Cardinal Turkson addressed the subject of Catholic teaching on the sensitive topic of ministering to a married couple when one of the two is infected with H.I.V. He said that the priority for African bishops in teaching such couples remains “abstinence, loyalty and fidelity” within marriage. Yet he preferred a pastoral way of ministering to them. The pastor does not decide what the couple must do but rather exposes and opens the issues and allows the person or couple to make their own decision.

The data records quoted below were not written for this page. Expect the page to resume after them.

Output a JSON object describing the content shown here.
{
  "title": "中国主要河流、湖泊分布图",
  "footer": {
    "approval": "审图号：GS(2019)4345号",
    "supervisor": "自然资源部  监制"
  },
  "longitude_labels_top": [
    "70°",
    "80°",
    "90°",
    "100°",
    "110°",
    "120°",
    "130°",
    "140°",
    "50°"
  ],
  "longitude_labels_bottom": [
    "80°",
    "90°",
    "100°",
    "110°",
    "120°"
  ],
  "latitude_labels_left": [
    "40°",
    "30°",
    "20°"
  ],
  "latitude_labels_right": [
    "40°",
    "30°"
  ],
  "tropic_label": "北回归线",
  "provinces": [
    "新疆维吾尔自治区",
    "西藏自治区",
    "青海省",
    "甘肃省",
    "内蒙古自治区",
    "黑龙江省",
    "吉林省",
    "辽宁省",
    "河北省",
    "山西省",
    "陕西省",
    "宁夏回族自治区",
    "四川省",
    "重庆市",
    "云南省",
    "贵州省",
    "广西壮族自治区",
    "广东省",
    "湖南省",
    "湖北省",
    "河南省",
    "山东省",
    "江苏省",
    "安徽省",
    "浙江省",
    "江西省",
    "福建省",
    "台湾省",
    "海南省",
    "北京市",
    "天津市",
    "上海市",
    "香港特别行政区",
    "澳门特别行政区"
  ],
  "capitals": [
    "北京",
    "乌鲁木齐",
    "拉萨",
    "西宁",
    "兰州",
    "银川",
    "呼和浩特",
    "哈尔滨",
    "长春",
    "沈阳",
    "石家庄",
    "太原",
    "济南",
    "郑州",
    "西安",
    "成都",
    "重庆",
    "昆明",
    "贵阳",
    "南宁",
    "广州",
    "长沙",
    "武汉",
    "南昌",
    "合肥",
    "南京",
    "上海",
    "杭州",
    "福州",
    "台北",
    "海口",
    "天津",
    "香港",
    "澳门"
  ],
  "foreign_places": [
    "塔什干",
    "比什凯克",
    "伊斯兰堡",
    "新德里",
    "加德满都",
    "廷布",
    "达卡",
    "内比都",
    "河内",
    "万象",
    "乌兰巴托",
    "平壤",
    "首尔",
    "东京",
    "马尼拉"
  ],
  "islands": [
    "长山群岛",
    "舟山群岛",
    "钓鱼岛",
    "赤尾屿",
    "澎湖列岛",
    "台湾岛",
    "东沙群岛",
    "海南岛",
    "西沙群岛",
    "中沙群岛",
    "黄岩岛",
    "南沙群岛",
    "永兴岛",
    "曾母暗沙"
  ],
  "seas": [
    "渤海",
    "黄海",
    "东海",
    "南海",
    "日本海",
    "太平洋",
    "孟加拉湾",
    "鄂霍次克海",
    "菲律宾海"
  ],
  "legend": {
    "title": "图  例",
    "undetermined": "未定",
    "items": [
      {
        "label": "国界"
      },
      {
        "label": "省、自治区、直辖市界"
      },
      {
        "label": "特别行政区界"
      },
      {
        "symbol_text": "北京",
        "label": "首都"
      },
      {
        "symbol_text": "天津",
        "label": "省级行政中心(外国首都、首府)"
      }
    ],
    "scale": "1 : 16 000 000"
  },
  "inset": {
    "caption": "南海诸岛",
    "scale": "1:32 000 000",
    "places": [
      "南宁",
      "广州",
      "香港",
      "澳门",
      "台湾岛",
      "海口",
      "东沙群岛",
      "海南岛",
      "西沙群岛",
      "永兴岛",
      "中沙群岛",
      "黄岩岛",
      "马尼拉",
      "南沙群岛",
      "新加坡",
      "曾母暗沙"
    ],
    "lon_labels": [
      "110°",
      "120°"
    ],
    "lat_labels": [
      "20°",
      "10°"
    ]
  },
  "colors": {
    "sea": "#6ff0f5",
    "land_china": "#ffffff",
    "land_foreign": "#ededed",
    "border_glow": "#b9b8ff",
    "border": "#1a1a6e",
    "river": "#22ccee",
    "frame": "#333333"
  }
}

This would leave open the possibility that couples might choose to use a condom to prevent spreading AIDS to their spouse, a view seldom expressed by church leaders in Africa. The cardinal said he would make sure that couples understand that any use of condoms is risky, since condoms are not always reliable and give users a false sense of security.

In broaching the subject in this way, Cardinal Turkson has shown a style of pastoral leadership that values information and persuasion, respect for the consciences of Catholics in Africa, and an awareness that overcoming the AIDS pandemic requires not only prevention but also medicine.